Tomoyuki Matsuda

Personal information
- Born: 12 December 1975 (age 50) Yokohama, Japan
- Height: 1.74 m (5 ft 9 in)
- Weight: 70 kg (154 lb)

Sport
- Country: Japan
- Sport: Shooting

Medal record
Men's shooting
Representing Japan
Asian Championships
| Bronze medal – third place | 2005 Bangkok | 10 m air pistol |
| Silver medal – second place | 2012 Doha | 10 m air pistol team |
| Bronze medal – third place | 2012 Doha | 10 m air pistol |
| Bronze medal – third place | 2012 Doha | 50 m pistol team |
Asian Games
| Bronze medal – third place | 2010 Guangzhou | 10m air pistol team |
| Bronze medal – third place | 2010 Guangzhou | 50m pistol team |
| Bronze medal – third place | 2010 Guangzhou | 50m pistol |

= Tomoyuki Matsuda =

Japanese sport shooter (born 1975)

Tomoyuki Matsuda (松田 知幸, Matsuda Tomoyuki) is a Japanese sport shooter.

== Shooting career ==
Matsuda started shooting in 2000, and began his international career in 2002.

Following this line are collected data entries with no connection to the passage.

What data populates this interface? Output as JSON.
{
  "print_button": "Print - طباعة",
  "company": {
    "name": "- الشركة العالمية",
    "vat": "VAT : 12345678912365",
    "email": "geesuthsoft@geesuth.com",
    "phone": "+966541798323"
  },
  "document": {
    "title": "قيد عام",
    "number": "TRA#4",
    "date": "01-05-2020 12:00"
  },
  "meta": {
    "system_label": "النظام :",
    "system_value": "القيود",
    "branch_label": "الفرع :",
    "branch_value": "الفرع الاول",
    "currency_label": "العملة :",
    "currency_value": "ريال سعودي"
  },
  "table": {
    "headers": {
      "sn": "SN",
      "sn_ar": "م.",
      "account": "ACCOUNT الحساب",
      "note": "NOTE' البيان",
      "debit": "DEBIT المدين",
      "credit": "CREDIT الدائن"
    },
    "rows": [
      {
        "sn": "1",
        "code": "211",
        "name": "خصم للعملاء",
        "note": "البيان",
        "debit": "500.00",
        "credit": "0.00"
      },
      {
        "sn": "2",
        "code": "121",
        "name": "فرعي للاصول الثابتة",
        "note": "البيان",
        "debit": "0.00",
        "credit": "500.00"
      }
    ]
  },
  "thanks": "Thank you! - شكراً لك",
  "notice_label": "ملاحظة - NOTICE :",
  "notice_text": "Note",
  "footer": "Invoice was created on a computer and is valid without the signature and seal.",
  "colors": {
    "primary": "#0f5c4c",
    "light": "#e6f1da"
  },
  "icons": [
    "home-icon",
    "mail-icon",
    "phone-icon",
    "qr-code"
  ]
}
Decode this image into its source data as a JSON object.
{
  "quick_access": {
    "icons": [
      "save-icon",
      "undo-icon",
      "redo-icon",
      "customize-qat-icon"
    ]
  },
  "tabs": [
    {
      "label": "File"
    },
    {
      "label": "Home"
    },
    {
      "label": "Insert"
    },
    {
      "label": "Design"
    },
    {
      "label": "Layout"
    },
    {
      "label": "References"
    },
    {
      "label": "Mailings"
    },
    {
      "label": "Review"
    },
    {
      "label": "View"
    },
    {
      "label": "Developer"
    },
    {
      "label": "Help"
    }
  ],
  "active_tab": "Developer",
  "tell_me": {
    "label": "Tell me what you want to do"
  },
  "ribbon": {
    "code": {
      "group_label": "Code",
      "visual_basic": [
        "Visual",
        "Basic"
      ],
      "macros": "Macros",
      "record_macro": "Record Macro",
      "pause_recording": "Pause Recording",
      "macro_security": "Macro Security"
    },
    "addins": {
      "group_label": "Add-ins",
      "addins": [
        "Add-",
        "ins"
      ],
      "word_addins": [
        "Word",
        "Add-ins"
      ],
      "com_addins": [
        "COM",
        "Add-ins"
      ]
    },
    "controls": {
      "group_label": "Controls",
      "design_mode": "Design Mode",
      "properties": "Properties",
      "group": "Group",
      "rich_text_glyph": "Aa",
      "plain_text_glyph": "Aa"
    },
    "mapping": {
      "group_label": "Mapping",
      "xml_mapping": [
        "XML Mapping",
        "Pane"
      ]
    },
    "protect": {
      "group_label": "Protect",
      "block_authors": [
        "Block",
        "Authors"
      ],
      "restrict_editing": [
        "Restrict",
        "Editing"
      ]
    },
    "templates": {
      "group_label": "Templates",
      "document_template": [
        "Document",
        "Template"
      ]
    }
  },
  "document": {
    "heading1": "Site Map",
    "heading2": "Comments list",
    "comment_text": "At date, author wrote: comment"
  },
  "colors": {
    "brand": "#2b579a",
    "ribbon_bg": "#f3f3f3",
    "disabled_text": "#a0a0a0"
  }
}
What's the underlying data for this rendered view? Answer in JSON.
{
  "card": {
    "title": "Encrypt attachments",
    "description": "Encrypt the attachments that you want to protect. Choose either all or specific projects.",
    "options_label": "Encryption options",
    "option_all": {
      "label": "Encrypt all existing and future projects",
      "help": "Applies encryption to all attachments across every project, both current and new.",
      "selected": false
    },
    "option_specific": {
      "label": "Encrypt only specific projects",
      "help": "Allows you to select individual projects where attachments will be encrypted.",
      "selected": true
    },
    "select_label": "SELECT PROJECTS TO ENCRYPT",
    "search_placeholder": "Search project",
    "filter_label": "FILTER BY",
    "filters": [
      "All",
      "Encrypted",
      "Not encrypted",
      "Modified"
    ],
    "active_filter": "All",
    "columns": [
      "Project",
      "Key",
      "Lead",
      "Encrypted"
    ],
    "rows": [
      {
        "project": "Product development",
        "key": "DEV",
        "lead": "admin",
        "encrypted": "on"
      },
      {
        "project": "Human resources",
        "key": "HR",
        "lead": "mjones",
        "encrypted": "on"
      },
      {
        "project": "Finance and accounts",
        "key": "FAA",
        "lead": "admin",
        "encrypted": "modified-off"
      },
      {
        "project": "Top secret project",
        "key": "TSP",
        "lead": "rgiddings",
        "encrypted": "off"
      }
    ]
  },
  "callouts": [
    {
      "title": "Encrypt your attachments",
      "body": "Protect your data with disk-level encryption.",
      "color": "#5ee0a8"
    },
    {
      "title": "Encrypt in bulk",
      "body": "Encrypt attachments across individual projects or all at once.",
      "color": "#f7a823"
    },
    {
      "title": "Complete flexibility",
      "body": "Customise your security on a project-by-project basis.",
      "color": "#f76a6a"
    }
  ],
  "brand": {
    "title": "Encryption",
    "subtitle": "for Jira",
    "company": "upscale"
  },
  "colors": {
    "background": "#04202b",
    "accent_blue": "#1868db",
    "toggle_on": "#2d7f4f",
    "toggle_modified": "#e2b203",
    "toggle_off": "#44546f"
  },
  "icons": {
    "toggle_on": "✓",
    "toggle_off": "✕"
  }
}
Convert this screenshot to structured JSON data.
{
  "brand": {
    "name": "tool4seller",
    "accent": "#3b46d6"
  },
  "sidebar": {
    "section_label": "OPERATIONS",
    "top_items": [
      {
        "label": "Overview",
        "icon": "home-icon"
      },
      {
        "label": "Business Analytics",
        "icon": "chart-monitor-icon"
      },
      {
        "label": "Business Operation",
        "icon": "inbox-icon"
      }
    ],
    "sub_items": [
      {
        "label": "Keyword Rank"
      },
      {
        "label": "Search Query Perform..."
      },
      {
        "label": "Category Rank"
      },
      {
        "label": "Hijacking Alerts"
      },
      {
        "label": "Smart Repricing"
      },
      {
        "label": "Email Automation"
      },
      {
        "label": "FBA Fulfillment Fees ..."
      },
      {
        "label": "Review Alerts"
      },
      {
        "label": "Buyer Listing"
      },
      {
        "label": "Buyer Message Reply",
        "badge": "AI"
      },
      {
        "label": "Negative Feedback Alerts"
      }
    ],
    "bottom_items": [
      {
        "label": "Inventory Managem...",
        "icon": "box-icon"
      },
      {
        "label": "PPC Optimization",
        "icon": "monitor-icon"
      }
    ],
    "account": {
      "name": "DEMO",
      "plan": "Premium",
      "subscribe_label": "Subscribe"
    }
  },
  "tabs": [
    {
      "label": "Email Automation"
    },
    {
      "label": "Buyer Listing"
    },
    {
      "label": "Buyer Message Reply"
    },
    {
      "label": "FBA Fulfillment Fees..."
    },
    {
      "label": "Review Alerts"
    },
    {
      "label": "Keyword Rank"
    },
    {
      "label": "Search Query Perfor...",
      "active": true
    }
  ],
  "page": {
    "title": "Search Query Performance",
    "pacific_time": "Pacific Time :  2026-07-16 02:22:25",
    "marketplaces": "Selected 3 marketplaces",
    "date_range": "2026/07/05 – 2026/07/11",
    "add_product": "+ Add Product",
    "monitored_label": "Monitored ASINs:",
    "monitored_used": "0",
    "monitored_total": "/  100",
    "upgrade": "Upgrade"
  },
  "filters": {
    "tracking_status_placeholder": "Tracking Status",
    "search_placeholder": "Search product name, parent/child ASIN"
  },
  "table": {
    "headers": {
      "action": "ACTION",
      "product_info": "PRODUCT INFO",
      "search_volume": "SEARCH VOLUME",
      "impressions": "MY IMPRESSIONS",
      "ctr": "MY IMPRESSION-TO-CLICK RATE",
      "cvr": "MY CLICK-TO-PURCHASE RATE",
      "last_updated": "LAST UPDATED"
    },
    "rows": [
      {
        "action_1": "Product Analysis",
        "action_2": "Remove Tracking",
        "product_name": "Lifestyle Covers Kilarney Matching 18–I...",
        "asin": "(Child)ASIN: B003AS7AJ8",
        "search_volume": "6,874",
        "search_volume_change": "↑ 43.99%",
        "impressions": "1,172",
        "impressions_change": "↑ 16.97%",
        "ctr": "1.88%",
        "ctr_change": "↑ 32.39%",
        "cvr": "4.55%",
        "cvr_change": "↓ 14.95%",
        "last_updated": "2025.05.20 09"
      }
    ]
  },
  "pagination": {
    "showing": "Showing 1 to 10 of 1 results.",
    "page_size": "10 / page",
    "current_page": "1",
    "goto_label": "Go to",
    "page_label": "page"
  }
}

=== Asian Championships ===

Matsuda has competed in 6 Asian Championships, with his best individual results being bronze medals in the 10m pistol events in the 2005 Bangkok and 2012 Doha Championships. He also won a team silver medal in the 2012 Doha 10m air pistol event and a team bronze in the 50m pistol event.

=== World Championships ===

Matsuda won the gold medal in the 10m air pistol and 50m pistol events at the World Championships held in Munich in 2010.

=== World Cup ===

Matsuda has won gold medals at 7 World Cup shooting events - the 50m pistol event in Munich in 2008, and again in 2011 and 2014, the 50m pistol and 10m air pistol events in Sydney in 2011, the 50m pistol event in London in 2012, and finally the 10m air pistol event in New Delhi in 2017.

=== Asian Games ===

Matsuda competed at the 2010 16th Asian Games in Guangzhou, China. He competed the 10 meter air pistol and 50 meter pistol team events. He came 13th in the 10m air pistol, with a score of 577, and 3rd in the 50m pistol, with a final score of 653.7. As well as winning the individual bronze medal in the 50m pistol, he won team bronze medals in the 10m air pistol and 50m pistol events with his team mates Susumu Kobayashi and Kojiro Horimizu.

=== Olympics ===
Matsuda has represented Japan in three Olympic Games - The 2008 Beijing Olympics, the 2012 London Olympics, and the 2016 Rio de Janeiro Olympics.

In Beijing, Matsuda got 8th place in the 50 m pistol event and 18th place in the 10 m air pistol event. In London, he finished in 11th place in the 50 m pistol event and 13th place in the 10 m air pistol event. Finally, in Rio de Janeiro, he finished 22nd in the 10m air pistol, and 19th in the 50m pistol.